Then I observed others in the neighborhood
And traveled to different towns, to the countryside
In hopes of spotting one stable squirrel, yet saw none.
To the contrary, my studies find these cute little animals
To be clear--they revel in perilous situations.
--from "The Business of Squirrels" in Lives by Lucas Hunt, p. 52
I ordered a copy of Lives after Simon Van Booy recommended that his followers follow Lucas Hunt on either Twitter or Facebook -- I can't recall which. Hunt has a newer book out, Light on the Concrete, but I was unable to locate a copy (I'm pretty sure it hadn't been released, yet), so I just grabbed what I could find in order to get a taste of his writing. Simon told me he and Lucas have been friends for 17 years.

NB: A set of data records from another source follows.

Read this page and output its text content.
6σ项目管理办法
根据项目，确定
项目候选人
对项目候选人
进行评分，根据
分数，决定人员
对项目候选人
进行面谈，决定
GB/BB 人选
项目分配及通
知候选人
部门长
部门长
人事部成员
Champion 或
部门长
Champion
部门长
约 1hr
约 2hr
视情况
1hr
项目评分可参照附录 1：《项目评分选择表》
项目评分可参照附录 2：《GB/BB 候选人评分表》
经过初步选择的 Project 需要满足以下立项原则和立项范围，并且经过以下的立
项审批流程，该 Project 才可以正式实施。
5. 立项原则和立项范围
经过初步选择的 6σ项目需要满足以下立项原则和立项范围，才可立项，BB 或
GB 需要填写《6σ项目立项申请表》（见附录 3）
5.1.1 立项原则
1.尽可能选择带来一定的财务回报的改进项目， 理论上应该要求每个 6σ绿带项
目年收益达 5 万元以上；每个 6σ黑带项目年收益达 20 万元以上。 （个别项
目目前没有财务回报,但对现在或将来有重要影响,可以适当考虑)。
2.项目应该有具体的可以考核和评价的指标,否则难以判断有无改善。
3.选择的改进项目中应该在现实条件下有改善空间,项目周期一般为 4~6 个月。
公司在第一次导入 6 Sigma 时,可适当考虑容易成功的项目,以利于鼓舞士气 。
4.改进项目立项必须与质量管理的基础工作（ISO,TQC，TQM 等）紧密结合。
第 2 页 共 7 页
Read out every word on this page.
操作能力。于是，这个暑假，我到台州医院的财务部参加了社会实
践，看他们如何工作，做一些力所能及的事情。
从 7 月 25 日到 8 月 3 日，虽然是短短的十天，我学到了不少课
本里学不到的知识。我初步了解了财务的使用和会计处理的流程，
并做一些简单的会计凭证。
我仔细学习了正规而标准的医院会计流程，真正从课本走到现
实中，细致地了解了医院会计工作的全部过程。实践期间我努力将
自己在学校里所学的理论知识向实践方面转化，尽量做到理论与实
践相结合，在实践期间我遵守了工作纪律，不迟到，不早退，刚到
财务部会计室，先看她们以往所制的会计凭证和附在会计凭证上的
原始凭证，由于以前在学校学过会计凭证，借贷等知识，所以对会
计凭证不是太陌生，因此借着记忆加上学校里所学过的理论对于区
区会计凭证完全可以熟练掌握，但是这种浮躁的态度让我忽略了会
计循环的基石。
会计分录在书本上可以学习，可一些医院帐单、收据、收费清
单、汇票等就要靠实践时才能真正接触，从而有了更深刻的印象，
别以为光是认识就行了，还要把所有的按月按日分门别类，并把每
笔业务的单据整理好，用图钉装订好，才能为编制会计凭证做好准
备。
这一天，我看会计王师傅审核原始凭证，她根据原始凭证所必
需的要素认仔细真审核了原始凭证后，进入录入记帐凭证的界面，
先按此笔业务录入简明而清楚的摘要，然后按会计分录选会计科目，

The description, copied from Paperback Swap:
Lives is a rich and lyrical collection of poems - both a passionate and occasionally ironical account of life in a modern world of infinite possibility. Here is the full spectrum of the varied colors of human experience from the pleasantly erotic to the disturbingly violent. The poet breaks from contemporary forms of expression to confront reality and the beyond, and to communicate powerful truths about eternal situations. Filled with vivid (and visceral) imagery of work, love, dreams, and death, these poems celebrate the phenomenal aspects of life while acknowledging the futility of our continual search for meaning. The need for ritual, reason, and intoxication all serve as (black) comic relief from the all too common experience of tragedy. Hear this invocation from one of the new poets of our age: Of origins beyond explanation, ruled by laws unknown, Come spirit of poetry, muse, sing us something new!
Actually, I didn't find the poetry in Lives at all lyrical. But, Lucas Hunt's poetry is definitely passionate, full of imagery, and unique. I think the book is very aptly titled. Lives crosses a broad spectrum; Hunt observes life, people, animals. I mentioned in a past post that I've watched a video of Hunt reading his poetry and he comes across as charming and funny. His writing might lead you to believe otherwise, at least in this book, as it can be a little dark. But, sometimes it is definitely ironic or humorous.
The bottom line:
Not a favorite book of poetry, but I still enjoyed reading Lives and came out of the reading with a few favorite poems and passages. I hope to eventually read his newer book, Light on the Concrete.